Nepal rescuers call off search for trekkers after new avalanches
KATHMANDU (Reuters) – Rescuers in Nepal called off efforts on Monday to find seven people, including four South Korean trekkers, after fresh avalanches hit the Annapurna region where the group went missing last week, an official said.
Three Nepali guides were among the group struck by an avalanche on Friday along the popular trekking route at the base of Mount Annapurna, the world’s 10th highest mountain, at 8,091 metres (26,545 feet).
A military helicopter flew an army search and rescue team and sherpa climbers to the area, but “bad weather, heavy snow and continuous avalanches” prevented them from landing, said Mira Acharya, a tourism department official.
“It is a big disaster and the government is concerned about the safety of tourists,” Acharya told Reuters. “Rescuers are on standby for a fresh search.”
The search will continue when the weather improves, she added.
About 200 people, including 140 foreign hikers, were evacuated from the area at the weekend, police official Binod Sharma said.
Avalanches and bad weather had also prevented a search on Sunday by seven rescuers from the Trekking Agents’ Association of Nepal, who reached the site at Deurali, about 150 km (90 miles) northwest of the capital, Kathmandu.
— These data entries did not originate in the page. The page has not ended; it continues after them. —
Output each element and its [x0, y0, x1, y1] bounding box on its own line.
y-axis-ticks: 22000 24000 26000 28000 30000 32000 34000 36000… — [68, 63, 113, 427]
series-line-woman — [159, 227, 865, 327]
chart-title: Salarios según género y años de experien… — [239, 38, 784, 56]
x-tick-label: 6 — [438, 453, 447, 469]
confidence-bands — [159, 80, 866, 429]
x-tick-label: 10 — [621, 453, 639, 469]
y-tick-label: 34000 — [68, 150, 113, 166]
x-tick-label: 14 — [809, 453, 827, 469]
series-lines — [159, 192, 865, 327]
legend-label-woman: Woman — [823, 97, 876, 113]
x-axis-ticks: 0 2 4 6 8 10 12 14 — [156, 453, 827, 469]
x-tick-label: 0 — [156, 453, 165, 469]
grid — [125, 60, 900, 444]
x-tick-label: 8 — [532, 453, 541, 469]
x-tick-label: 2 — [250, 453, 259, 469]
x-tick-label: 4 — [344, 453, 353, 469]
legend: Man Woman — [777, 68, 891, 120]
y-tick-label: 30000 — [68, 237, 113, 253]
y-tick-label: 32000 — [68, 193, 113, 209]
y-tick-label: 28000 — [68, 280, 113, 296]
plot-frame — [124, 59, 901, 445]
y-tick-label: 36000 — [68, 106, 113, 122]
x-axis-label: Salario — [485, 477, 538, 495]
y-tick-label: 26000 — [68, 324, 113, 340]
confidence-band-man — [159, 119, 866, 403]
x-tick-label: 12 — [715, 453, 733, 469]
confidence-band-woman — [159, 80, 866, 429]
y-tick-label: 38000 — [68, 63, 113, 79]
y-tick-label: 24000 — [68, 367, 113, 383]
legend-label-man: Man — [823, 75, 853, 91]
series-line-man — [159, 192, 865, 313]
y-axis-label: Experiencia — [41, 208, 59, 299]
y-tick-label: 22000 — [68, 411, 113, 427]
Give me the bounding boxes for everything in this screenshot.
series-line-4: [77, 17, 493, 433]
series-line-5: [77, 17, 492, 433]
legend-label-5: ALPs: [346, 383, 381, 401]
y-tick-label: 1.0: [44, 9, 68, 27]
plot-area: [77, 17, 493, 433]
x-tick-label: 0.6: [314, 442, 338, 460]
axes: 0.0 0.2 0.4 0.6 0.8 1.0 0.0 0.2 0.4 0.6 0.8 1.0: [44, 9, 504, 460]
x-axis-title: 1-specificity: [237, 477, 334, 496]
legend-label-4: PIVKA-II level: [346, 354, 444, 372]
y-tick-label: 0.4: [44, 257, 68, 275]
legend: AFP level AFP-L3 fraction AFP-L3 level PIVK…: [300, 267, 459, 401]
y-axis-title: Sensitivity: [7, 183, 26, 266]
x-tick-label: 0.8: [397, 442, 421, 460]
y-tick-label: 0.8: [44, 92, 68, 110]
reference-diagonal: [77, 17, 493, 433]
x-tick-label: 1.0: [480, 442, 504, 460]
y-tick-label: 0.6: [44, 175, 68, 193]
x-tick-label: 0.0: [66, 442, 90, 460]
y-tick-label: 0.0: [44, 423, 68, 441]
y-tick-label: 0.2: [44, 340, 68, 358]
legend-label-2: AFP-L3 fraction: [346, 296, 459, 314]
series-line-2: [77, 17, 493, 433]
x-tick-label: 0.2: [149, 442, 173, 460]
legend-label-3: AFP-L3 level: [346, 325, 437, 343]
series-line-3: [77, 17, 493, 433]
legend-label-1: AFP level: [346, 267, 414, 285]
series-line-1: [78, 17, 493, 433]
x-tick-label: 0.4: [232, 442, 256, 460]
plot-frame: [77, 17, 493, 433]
A helicopter equipped with a device to track signs of the trekkers in the snow also failed to pinpoint where the group of seven went missing, said Suraj Paudyal, an official of a private rescue company.
In 2018, five South Koreans and four Nepali guides on a Himalayan climbing expedition were flung to their deaths after a huge block of ice crashed over a cliff into a narrow mountain gorge.
The winter trekking season in Nepal, home to eight of the world’s 14 highest mountains, including Mount Everest, is drawing to a close this month. Nepal gets four percent of its GDP from tourism including trekking.